この法則が真実ならば、ロイヤルカスタマーを育成する事は、未来のコストを削減するにも等しいと言えるかもしれません。
事実、日本は少子高齢化が進んでいて、顧客の全体数が減少していくのはもはや避けられません。1回きりの接客を繰り返しても一定の売上が見込めるという時代は、すでに過去のものとなっています。つまり少なくなっていくパイを獲得するためにも、長期的に顧客となってくれる消費者を育成していく事は必要です。
継続的な顧客というワードで思い浮かぶのがサブスクですが、サブスクも実施すればすべての顧客を囲い込めるという施策ではないため、事業者はECや店舗の利用状況に合致しているのかどうかを立ち止まって考える必要があります。

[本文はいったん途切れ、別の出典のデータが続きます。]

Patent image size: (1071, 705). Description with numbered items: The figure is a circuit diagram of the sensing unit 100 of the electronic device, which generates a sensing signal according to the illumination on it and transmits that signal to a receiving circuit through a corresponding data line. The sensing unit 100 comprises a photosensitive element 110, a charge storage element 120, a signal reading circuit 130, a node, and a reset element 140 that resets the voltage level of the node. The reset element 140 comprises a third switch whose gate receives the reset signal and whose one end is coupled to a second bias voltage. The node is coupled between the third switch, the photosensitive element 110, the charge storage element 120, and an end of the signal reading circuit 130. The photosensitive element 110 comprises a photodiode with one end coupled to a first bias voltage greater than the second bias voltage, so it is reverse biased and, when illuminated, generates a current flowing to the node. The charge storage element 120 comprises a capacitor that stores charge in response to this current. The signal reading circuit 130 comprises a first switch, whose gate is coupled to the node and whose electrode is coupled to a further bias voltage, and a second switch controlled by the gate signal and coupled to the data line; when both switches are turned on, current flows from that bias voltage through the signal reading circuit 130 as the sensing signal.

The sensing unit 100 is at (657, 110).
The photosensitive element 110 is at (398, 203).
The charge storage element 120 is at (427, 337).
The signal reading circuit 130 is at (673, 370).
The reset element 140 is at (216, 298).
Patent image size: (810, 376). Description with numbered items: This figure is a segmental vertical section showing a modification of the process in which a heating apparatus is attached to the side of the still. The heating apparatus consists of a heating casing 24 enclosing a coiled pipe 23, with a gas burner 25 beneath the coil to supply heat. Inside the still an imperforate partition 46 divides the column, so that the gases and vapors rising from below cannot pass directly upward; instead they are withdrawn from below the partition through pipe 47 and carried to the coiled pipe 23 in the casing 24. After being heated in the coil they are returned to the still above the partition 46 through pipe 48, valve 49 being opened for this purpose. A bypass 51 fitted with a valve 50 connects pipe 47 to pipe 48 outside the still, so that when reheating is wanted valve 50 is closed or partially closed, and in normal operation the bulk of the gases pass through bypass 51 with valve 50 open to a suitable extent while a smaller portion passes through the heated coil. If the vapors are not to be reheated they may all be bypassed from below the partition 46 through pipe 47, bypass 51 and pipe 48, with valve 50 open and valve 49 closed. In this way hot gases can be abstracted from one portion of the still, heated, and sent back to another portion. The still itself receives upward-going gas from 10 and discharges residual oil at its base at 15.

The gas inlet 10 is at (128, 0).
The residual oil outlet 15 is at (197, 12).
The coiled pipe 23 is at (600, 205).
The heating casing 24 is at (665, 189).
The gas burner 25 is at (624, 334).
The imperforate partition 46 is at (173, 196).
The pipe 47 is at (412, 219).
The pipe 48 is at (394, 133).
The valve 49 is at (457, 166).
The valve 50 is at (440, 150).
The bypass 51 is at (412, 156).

例えば、多くの人にとって一生に一度の買い物である住宅、買い替え頻度の少ない自動車という商品でも、リフォームや車検といったアフターサービスは必ず発生します。
また、住宅の設備や家具、自動車の消耗品といった部分に着目すれば、クロスセルの需要が見出せるはずです。
見逃しやすい機会をキャッチして、顧客を取りこぼす事なく継続的に顧客でい続けてもらう戦略が、LTVの向上には求められるでしょう。
店舗とECの相互利用促進がLTV向上のポイント
クロスユースの顧客は、購入したい商品がすでに決まっている時や、急いでいる時はECで購入し、試着等商品を試したい時には店舗を利用するといった使い分けを行っています。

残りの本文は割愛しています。